Deterministic Channel Coefficients

The case of deterministic channel coefficients is examined first because it is the simplest case, and because it corresponds to the assumptions made by previously published algorithms [3] which do not use any known apriori statistics for the channel. Unlike the other cases considered subsequently, for the deterministic channel we do not know the apriori mean of the coefficients, and as shown below, the E-step of the EM algorithm can not use $E[{\bf h}\vert{\bf r,B}]$.

If ${\bf h}$ is not random, then let $f({\bf h}) = \delta({\bf h}-{\bf g})$ where ${\bf g}$ is the deterministic but unknown value of ${\bf h}$, and $\delta ()$ represents an impulse function. In this case, $E[{\bf h}] = {\bf g}$, and using (12) to estimate ${\bf g}$ does not provide anything useful since it reduces to:

 

$$E[{\bf h}\vert{\bf r,B}] \int_{\bf h} {\bf h} ~ K_{\ref{eq:f(h... ...\vert{\bf r}-{\bf Bh}\vert^2} {\sigma^2} } \delta ({\bf h} - {\bf g}) d {\bf h}$$ =

$${\bf g} ~ K_{\ref{eq:f(h\vert r,B)}} ~ e^{- \frac {\vert{\bf r}-{\bf Bg}\vert^2} {\sigma^2} } = {\bf g} ,$$ = (19)

and ${\bf g}$ is unknown.

So to estimate ${\bf g}$ in this case, we must use an ad-hoc method. Note that given ${\bf r}$ and ${\bf B}$, ${\bf h}$ satisfies (2):

$${\bf r} = {\bf B h} + {\bf n} .$$ (20)

Taking the expected value of the right-hand-side of (20) with respect to ${\bf h}$ and $\bf n$ yields:

$${\bf r} = {\bf B g} ,$$ (21)

which can be solved for a linear least-square-error estimate of ${\bf g}$using the pseudo-inverse of ${\bf B}$:

$${\bf g} = {\bf B}^+ {\bf r} .$$ (22)

Note that this estimate of ${\bf g}$ is also a maximum-likelihood estimate of ${\bf h}$ given ${\bf r}$ and ${\bf B}$ since it maximizes $f({\bf r}\vert{\bf h},{\bf B})$(i.e. minimizes $\vert{\bf r} - {\bf B h}\vert^2$). Although producing an optimal estimate of the channel coefficients was not a goal in this EM algorithm, it does so anyway as a byproduct of the E-step.

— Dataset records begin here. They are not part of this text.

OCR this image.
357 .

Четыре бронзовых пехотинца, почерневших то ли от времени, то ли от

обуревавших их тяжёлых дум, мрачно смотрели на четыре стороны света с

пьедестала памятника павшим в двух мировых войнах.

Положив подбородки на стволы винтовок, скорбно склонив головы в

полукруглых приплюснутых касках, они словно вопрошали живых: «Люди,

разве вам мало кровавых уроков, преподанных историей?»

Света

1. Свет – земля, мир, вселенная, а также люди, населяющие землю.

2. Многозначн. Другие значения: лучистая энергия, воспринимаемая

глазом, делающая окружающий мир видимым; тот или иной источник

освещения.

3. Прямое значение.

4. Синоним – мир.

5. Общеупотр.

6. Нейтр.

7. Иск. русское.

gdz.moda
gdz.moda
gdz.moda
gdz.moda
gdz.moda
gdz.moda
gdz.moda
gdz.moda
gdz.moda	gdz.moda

In this case, ${\bf G} = 0$, and the Viterbi algorithm incremental cost function from (18) becomes:

$$V_k = \vert r_k - {\bf a}_k^T {\bf g}\vert^2 = \vert r_k - {\bf a}_k^T {\bf B}^+ {\bf r}\vert^2 .$$ (23)

Referring to the general EM algorithm described above, in the E-step use (22) to estimate ${\bf g}$ and in the M-step use the Viterbi algorithm with incremental cost function (23) to estimate ${\bf A}$.

In step 1 of the EM algorithm, we could initialize ${\bf B}$ randomly, or to all 1's, etc. But to reduce the number of iterations required, and to help the algorithm converge to a proper solution, it is better to initialize ${\bf B}$ with some reasonable estimate of ${\bf A}$. This can be done, for example, by initially using a pure delay channel, i.e. using ${\bf g} = [0 ~ \ldots ~ 0 ~ 1 ~ 0 ~ \ldots ~ 0]^T$ in (23), then using the Viterbi algorithm to estimate ${\bf A}$, then setting ${\bf B}$ to this estimate of ${\bf A}$.

This EM algorithm is equivalent to previously published algorithms for optimal joint sequence and channel estimation [3], but the derivation here provides a mathematical basis for understanding this algorithm in the context of MLSE by marginalizing over the channel parameters.